Former Publicis Groupe chief executive, Maurice Lévy has called for a data tax on tech firms that would compensate Internet users for the exploitation of their personal information.
The French advertising titan suggested that the imposition of a data charge would “change everything” in regard to the public’s relationship with tech companies. He said it would be a more effective use of the European Union’s regulatory powers than the General Data Protection Regulation (GDPR) introduced last year to improve online privacy.
“Personal data should belong to each and every consumer. Every time that data is used I think the data agglomerator that is going to be making a profit should pay consumers in one way or another,” Lévy said today (14 May) in Paris at an event discussing the future of Europe.

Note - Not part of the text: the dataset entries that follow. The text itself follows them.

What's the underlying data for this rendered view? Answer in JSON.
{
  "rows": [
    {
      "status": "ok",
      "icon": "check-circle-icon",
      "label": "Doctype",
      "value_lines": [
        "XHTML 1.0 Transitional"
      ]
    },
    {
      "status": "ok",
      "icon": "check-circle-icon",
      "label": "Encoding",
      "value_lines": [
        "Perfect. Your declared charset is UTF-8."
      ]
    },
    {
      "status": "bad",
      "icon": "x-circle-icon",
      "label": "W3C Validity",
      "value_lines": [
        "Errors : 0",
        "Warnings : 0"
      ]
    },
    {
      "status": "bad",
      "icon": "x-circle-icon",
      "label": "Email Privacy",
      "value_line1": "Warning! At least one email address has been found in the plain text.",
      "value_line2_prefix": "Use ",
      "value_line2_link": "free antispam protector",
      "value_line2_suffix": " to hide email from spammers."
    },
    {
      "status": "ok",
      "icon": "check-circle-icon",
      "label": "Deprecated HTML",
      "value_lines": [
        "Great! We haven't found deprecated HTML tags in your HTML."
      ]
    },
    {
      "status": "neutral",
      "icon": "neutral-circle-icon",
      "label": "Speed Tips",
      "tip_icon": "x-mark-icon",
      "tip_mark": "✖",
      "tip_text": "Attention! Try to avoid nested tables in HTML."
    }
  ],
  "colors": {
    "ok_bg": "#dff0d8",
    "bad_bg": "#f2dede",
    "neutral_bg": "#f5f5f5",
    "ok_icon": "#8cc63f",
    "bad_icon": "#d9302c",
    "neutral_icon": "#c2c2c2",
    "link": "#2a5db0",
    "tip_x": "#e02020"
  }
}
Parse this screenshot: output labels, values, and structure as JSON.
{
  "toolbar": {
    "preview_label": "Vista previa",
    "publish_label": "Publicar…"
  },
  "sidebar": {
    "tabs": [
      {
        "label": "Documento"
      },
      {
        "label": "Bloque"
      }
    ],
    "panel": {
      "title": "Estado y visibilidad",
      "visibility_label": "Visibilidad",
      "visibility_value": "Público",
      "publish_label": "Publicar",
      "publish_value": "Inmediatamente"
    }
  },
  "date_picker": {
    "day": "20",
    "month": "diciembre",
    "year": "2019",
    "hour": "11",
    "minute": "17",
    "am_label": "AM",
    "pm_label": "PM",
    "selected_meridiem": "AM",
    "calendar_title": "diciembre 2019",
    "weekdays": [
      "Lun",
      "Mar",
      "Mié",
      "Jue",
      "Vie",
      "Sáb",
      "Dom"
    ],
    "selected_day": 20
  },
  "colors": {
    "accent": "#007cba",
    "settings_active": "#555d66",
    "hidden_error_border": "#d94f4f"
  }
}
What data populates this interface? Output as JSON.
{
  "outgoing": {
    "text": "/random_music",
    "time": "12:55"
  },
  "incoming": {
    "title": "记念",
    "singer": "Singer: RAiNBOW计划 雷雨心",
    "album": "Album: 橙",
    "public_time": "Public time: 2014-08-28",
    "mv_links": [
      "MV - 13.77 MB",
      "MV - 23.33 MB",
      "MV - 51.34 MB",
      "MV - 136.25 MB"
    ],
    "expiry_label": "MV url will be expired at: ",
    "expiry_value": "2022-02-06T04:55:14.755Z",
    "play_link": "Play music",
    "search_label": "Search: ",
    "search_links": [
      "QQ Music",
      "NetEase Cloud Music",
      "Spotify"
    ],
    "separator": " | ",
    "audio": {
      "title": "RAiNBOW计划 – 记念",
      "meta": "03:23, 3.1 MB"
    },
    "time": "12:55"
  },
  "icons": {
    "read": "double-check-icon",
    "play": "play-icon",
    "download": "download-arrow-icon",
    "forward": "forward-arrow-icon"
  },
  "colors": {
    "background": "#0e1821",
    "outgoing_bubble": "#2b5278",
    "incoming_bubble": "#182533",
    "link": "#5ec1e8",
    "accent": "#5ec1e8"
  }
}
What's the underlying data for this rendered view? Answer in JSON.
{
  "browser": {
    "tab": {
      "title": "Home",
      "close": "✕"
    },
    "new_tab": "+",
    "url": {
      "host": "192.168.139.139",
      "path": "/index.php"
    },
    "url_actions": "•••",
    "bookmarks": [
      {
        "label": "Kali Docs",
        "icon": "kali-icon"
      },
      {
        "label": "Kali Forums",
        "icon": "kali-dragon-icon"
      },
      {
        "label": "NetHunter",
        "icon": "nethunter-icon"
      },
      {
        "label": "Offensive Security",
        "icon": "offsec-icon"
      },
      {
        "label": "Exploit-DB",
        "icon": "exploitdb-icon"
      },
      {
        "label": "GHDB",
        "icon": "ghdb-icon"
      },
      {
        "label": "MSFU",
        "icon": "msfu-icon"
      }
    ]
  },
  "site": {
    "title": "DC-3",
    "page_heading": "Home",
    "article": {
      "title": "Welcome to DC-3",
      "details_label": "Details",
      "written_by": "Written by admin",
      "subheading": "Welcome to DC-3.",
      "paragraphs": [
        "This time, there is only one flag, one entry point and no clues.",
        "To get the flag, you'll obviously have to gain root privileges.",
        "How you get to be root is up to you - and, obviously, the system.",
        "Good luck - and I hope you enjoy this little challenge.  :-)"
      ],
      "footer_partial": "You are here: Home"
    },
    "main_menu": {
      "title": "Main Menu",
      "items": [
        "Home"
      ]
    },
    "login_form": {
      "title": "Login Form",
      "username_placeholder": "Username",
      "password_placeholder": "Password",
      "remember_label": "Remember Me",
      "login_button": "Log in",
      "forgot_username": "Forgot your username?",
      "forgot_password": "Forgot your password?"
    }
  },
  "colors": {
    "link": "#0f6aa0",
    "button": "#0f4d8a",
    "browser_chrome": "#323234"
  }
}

“[Consumers] have to be paid and receive part of the revenue – then you would reshuffle the cards, you would change everything,” he said.
Lévy also complained that European institutions had failed to create the necessary climate for digital start-ups to thrive. “The problem is not regulation, the problem start-ups are faced with is there’s no such thing as a European ecosystem.”
He said that in Silicon Valley, Boston and even in “a small country like Israel”, that universities, venture capitalists and other investment funds were coming forward to support entrepreneurs “who want to change the world and actually do change it”.
But he said that even after discussions with senior French politicians, including President Emmanuel Macron and former President François Hollande, he had been unable to progress with plans for improving Europe’s digital infrastructure. “The real problem is a cultural problem,” he said. “We still are behind our borders [of] 28 different countries with our respective languages and educational systems and banks working on a local basis and national funds.”
The chairman of the Publicis Groupe supervisory board was speaking ahead of the European elections at an event organized by broadcast media company Euronews. Titled “Popular Europe or Populist Europe?”, it examined the impact of the rise of populism on European business and society.
Lévy said that he was concerned by the rise of populist politicians but acknowledged that Donald Trump’s arrival in the White House had not harmed the US economy. “We have to admit he had a very positive impact on business.” He speculated that “there will be more populists in the European Parliament” after the 23 May vote but said their impact would be limited because of the defined role of the institution.
He argued that social networks have played a significant part in the growth of populist agendas and that those platforms must be held to account for their actions. “Nowadays people value much more what is said by their peers than by people who have researched information and that’s why it is extremely dangerous and we have to make those companies feel more responsible.”
Lévy is a former long-serving CEO of Publicis, the world’s third-largest advertising and communications group. He also launched the annual Viva Technology conference, which opens in Paris on Thursday.